In the April 2001 issue of Scientific American, I began this column with an entry entitled “Colorful Pebbles and Darwin’s Dictum,” inspired by the British naturalist’s remark that “all observation must be for or against some view, if it is to be of any service.” Charles Darwin penned this comment in a letter addressing those critics who accused him of being too theoretical in his 1859 book On the Origin of Species. They insisted that he should just let the facts speak for themselves. Darwin knew that science is an exquisite blend of data and theory. To these I add a third leg to the science stool—communication. If we cannot clearly convey our ideas to others, data and theory lie dormant.

For 214 consecutive months now, I have tried to communicate my own and others’ thoughts about the data and theory of science as clearly as I am able. But in accordance with (Herb) Stein’s Law—that things that can’t go on forever won’t—this column is ending as the magazine redesigns, a necessary strategy in the evolution of this national treasure, going on 174 years of continuous publication.

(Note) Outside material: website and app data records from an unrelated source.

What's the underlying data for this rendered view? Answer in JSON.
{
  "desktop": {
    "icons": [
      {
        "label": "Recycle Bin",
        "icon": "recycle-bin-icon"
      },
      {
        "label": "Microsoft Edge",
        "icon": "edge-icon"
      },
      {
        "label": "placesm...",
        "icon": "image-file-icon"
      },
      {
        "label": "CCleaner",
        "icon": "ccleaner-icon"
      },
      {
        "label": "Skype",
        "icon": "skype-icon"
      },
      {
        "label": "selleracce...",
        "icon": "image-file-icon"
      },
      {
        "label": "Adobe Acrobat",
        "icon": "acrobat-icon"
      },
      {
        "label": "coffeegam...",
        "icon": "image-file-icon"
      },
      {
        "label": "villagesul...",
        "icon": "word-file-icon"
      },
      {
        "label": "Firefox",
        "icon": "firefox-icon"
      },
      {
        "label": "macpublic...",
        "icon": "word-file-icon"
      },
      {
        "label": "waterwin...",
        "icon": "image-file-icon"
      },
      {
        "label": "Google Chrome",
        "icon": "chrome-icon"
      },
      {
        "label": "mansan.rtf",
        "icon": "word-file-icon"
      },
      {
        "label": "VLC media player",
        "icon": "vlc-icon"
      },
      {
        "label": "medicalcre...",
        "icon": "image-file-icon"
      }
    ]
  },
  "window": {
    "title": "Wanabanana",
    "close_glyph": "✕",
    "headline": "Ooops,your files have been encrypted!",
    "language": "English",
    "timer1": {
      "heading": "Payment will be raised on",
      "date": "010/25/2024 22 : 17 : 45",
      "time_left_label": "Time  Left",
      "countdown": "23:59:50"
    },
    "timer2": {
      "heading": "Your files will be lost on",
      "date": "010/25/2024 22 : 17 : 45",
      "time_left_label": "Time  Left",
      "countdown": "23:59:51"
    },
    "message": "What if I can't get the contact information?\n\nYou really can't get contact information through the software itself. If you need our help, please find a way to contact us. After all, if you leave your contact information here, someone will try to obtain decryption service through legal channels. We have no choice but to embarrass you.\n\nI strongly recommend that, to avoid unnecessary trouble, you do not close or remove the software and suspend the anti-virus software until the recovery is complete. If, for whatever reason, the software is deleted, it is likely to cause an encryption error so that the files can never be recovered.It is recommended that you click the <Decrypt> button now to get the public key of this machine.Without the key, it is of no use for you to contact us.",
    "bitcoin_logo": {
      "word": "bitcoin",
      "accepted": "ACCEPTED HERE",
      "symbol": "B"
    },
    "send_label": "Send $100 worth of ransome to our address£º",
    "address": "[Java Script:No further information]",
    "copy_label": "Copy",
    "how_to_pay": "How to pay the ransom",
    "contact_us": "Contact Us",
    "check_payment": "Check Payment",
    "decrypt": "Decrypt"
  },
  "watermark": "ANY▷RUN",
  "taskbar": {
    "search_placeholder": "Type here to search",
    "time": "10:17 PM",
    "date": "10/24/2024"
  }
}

I am honored to have shared a fleeting moment of that long history, grateful to the editors, artists and production talent for every month I was allowed to share my views with you. I will continue doing so elsewhere until my own tenure on this provisional proscenium ends (another instantiation of Stein’s Law)—many years in the future, nature and chance willing— so permit me to reflect on what I think science brings to the human project of which we are all a part.